Prof Byrne was appointed WIT president in 2001 for 10 years. In 2011 a subcommittee of WIT’s governing body was set up to oversee selection of president from May 2011 and it recommended Prof Byrne’s reappointment for another five years.

That recommendation was not ratified by WIT’s governing body at a meeting on May 12th 2011 and the position was readvertised.

It was claimed the decision not to reappoint Prof Byrne as WIT president was taken after a newspaper published an article concerning the level of expenditure of the WIT president’s office during his tenure. The article referred to figures released under the Freedom of Information Act.

During a six-day hearing against WIT, Prof Byrne, of Dunmore Road, Waterford, alleged failure to conduct the selection process properly. He claimed he was entitled to be reappointed and WIT had acted in breach of constitutional justice and fair procedures. He also sought damages for alleged negligence, breach of contract, damage to his good name, breach of legitimate expectation and misrepresentation.

WIT denied any wrongdoing and said the governing body’s decision not to reappoint him was done following a fully transparent process. It also denied it had represented to Prof Byrne he had been reappointed and said it was entitled to take the claims in the media reports into account when considering the appointment.

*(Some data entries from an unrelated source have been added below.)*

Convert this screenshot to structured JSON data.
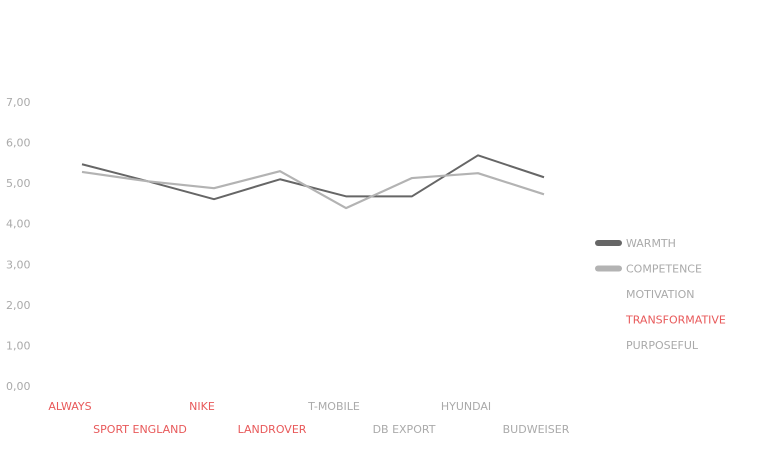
{
  "chart_data": {
    "type": "line",
    "categories": [
      "ALWAYS",
      "SPORT ENGLAND",
      "NIKE",
      "LANDROVER",
      "T-MOBILE",
      "DB EXPORT",
      "HYUNDAI",
      "BUDWEISER"
    ],
    "category_colors": [
      "#e8595a",
      "#e8595a",
      "#e8595a",
      "#e8595a",
      "#aaaaaa",
      "#aaaaaa",
      "#aaaaaa",
      "#aaaaaa"
    ],
    "series": [
      {
        "name": "WARMTH",
        "color": "#666666",
        "values": [
          5.49,
          5.07,
          4.63,
          5.12,
          4.7,
          4.7,
          5.71,
          5.17
        ]
      },
      {
        "name": "COMPETENCE",
        "color": "#b3b3b3",
        "values": [
          5.3,
          5.07,
          4.9,
          5.32,
          4.41,
          5.15,
          5.27,
          4.75
        ]
      }
    ],
    "legend_groups": [
      {
        "name": "MOTIVATION",
        "color": "#aaaaaa"
      },
      {
        "name": "TRANSFORMATIVE",
        "color": "#e8595a"
      },
      {
        "name": "PURPOSEFUL",
        "color": "#aaaaaa"
      }
    ],
    "ylim": [
      0,
      7
    ],
    "yticks": [
      {
        "value": 0,
        "label": "0,00"
      },
      {
        "value": 1,
        "label": "1,00"
      },
      {
        "value": 2,
        "label": "2,00"
      },
      {
        "value": 3,
        "label": "3,00"
      },
      {
        "value": 4,
        "label": "4,00"
      },
      {
        "value": 5,
        "label": "5,00"
      },
      {
        "value": 6,
        "label": "6,00"
      },
      {
        "value": 7,
        "label": "7,00"
      }
    ],
    "legend": "right"
  }
}
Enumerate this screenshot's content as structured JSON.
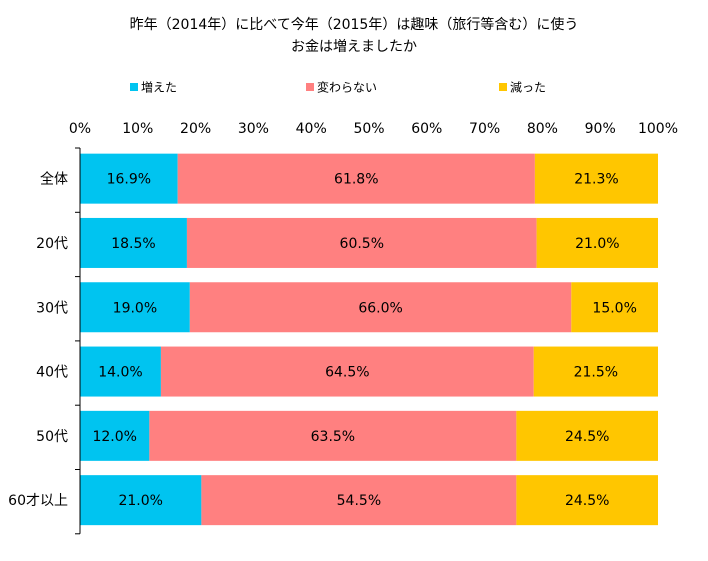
{
  "chart_data": {
    "type": "bar",
    "orientation": "horizontal-stacked-100",
    "title_line1": "昨年（2014年）に比べて今年（2015年）は趣味（旅行等含む）に使う",
    "title_line2": "お金は増えましたか",
    "legend_position": "top",
    "categories": [
      "全体",
      "20代",
      "30代",
      "40代",
      "50代",
      "60才以上"
    ],
    "series": [
      {
        "name": "増えた",
        "color": "#00C4F0",
        "values": [
          16.9,
          18.5,
          19.0,
          14.0,
          12.0,
          21.0
        ]
      },
      {
        "name": "変わらない",
        "color": "#FF8080",
        "values": [
          61.8,
          60.5,
          66.0,
          64.5,
          63.5,
          54.5
        ]
      },
      {
        "name": "減った",
        "color": "#FFC600",
        "values": [
          21.3,
          21.0,
          15.0,
          21.5,
          24.5,
          24.5
        ]
      }
    ],
    "x_ticks": [
      "0%",
      "10%",
      "20%",
      "30%",
      "40%",
      "50%",
      "60%",
      "70%",
      "80%",
      "90%",
      "100%"
    ],
    "xlim": [
      0,
      100
    ],
    "grid": false
  }
}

In his judgment, Mr Justice Allen said it was Prof Byrne’s case he was entitled to be reappointed and that WIT’s governing body was not entitled to do anything other than ratify his appointment. The issue was whether, at the end of the selection process, WIT’s governing body was bound to appoint Prof Byrne.

The judge held the function of appointing a president of WIT is a function of the governing body. The subcommittee which had recommended Prof’s Byrne’s reappointment was not established to appoint the new president but only to oversee the process, he said. Even if Prof Byrne had mistakenly assumed he would be re-appointed, there was no evidence put before the court the governing body proceeded on the same mistaken assumption, the judge said.

No matter what happened, Prof Byrne was always going to be disappointed if not reappointed and, in circumstances in which he had come to expect to be reappointed, his disappointment was greatly compounded by embarrassment, he said. Whatever was said to make the plaintiff believe he would be reappointed was not something the governing body or the public appointments service was responsible for, he found.